Dass die Kiefer anderen Holzarten, etwa der Fichte, unterlegen ist, wie manche Kritiker sagen, glaubt Eike Roswag-Klinge nicht. Der Leiter des Natural Building Lab an der TU Berlin hat den Holzbau mit Kiefer untersucht: Kiefer sei zwar harziger als Fichte, was die Verarbeitung manchmal schwieriger mache, aber im holz-erfahrenen Kanada werde die Bandenburger Kiefer seit Jahren verbaut. "Manchmal kann es etwas riechen, aber es ist auf alle Fälle nicht gesundheitsschädigend." Dass die Tradition der märkischen Ziegel, die einst Berlin aufbauten, nun mit der Brandenburger Kiefer fortgesetzt werden kann, daran glaubt Roswag-Klinge fest: Das Schumacher Quartier werde "eine brandenburgische Holzstadt in Tegel".
Weil aber am Ende keine einfachen Holzhütten, sondern hochmoderne Wohngebäude mit bis zu sieben Stockwerken entstehen sollen, muss die Verarbeitung von Holz völlig neu gedacht und entwickelt werden. Dafür war ursprünglich eine eigene Bauhütte auf dem Flughafengelände in Terminal C geplant. Nun aber ist dort das Ankunftszentrum für Flüchtlinge, das deutlich länger gebraucht wird.

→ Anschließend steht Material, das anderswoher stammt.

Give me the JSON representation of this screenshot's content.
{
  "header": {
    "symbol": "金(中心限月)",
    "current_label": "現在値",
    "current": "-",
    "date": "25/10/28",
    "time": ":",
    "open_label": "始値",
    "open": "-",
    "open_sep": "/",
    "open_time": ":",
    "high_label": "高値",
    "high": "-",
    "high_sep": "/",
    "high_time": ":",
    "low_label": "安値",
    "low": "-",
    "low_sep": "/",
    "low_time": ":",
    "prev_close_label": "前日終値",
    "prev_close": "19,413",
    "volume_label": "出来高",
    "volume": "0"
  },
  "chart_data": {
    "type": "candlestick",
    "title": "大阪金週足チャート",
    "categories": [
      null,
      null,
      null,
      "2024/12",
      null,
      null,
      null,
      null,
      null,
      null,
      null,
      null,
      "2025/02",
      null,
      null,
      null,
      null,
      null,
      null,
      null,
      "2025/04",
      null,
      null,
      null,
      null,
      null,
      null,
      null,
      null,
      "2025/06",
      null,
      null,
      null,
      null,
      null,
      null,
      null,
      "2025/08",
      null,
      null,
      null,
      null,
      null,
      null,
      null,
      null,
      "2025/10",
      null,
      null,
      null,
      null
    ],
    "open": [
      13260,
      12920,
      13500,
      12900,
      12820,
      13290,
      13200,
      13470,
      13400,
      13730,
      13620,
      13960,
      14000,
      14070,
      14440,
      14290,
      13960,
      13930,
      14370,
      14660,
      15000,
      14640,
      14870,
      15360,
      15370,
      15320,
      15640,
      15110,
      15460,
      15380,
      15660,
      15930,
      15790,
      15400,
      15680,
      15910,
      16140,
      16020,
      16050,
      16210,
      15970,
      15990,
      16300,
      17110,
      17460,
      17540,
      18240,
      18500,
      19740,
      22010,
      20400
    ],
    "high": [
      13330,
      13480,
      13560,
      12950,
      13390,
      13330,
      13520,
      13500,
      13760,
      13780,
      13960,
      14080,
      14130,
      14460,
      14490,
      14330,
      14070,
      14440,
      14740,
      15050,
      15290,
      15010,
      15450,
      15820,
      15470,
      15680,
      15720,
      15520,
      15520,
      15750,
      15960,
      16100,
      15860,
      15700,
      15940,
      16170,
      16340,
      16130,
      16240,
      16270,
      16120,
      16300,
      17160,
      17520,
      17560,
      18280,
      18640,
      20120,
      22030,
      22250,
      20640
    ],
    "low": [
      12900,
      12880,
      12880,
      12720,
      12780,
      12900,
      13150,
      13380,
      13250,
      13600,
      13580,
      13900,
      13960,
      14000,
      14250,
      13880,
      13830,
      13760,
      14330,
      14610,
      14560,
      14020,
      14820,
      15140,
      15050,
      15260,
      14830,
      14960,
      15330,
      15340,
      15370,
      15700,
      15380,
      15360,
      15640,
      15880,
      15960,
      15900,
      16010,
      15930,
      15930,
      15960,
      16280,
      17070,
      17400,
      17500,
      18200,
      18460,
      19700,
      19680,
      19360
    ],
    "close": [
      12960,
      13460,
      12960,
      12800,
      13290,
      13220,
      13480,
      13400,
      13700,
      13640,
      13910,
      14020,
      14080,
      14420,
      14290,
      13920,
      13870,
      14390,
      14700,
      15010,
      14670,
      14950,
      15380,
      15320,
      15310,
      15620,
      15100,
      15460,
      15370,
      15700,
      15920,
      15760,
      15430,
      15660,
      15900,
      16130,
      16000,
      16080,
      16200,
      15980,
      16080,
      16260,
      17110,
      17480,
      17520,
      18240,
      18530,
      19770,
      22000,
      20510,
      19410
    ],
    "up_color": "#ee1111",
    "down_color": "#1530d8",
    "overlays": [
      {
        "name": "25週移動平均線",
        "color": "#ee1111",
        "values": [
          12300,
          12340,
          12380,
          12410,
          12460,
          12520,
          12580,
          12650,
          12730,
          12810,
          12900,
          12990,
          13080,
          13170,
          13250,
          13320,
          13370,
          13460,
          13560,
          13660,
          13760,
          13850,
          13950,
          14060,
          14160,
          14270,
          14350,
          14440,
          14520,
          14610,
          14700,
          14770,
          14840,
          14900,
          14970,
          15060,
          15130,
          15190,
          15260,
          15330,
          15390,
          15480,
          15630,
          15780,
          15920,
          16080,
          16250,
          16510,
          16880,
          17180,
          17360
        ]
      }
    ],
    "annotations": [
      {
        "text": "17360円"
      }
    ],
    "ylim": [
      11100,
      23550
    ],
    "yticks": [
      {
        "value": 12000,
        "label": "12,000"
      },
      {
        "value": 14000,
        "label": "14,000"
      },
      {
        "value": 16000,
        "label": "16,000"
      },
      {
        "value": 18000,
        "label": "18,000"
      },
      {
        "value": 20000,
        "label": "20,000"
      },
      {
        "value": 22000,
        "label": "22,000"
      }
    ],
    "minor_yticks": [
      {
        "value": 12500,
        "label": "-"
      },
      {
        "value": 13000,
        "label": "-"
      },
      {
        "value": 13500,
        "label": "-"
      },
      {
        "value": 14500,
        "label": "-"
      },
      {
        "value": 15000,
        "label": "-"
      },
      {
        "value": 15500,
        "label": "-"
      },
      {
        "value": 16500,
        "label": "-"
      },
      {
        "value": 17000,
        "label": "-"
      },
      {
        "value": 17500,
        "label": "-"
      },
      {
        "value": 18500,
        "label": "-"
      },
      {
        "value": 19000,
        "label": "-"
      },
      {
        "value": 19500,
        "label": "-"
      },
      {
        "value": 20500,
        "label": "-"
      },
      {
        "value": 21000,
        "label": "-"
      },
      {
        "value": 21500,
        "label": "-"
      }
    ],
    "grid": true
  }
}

Die Bauhütte, inzwischen umbenannt in "Future Hut", soll nun im ehemaligen Parkhaus 7 des Flughafens einziehen, als Forschungsstätte für Holzbau.
Hier soll dann auch geklärt werden, wie Holzbau wirtschaftlich betrieben werden kann. "Das ist eine Frage der Skalierung", sagt Gudrun Sack: Mit Hilfe von Robotik und standardisierten Produktionsverfahren sollen Holzelemente entstehen, die flexibel und kostensparend eingesetzt werden können. Vom Quadratmeterpreis eines konventionellen Betonhauses sollen die Holz-Hybrid-Häuser in Tegel jedenfalls nicht abweichen, so die Planung.
Ob das gelingt, wird sich zeigen: Bei den landeseigenen Wohnungsbaugesellschaften, die 50 Prozent der Grundstücke erhalten sollen, gibt es da noch Vorbehalte. Gesobau-Chef Jörg Franzen warnte vor fast genau einem Jahr im Abgeordnetenhaus, dass der Holzbau zur Kostenfalle werden könnte. "Nach jetzigem Stand könnte wirtschaftlich keine einzige Wohnung gebaut werden", so Franzen.
Wer am Ende Recht behält, wird sich voraussichtlich ab 2026 zeigen – sofern bis dahin alle Hürden genommen sind. Die Befürworter des Projekts rechnen aber ohnehin langfristig: Sowohl ökonomisch als auch ökologisch soll das Schumacher Quartier eine Investition in die Berliner Zukunft sein. Wohnungsbau im Einklang mit der Natur, mit minimalem CO2-Fußabdruck, regionalen Ressourcen, sozial verträglich und ohne Zwang zur Profitmaximierung. Es wirkt so, als müsse das Schumacher Quartier sämtliche Antworten auf alle Herausforderungen der modernen Stadt Berlin liefern. Ob dort einmal 10.000 oder 100.000 Menschen leben, könnte dabei fast zur Randnotiz werden.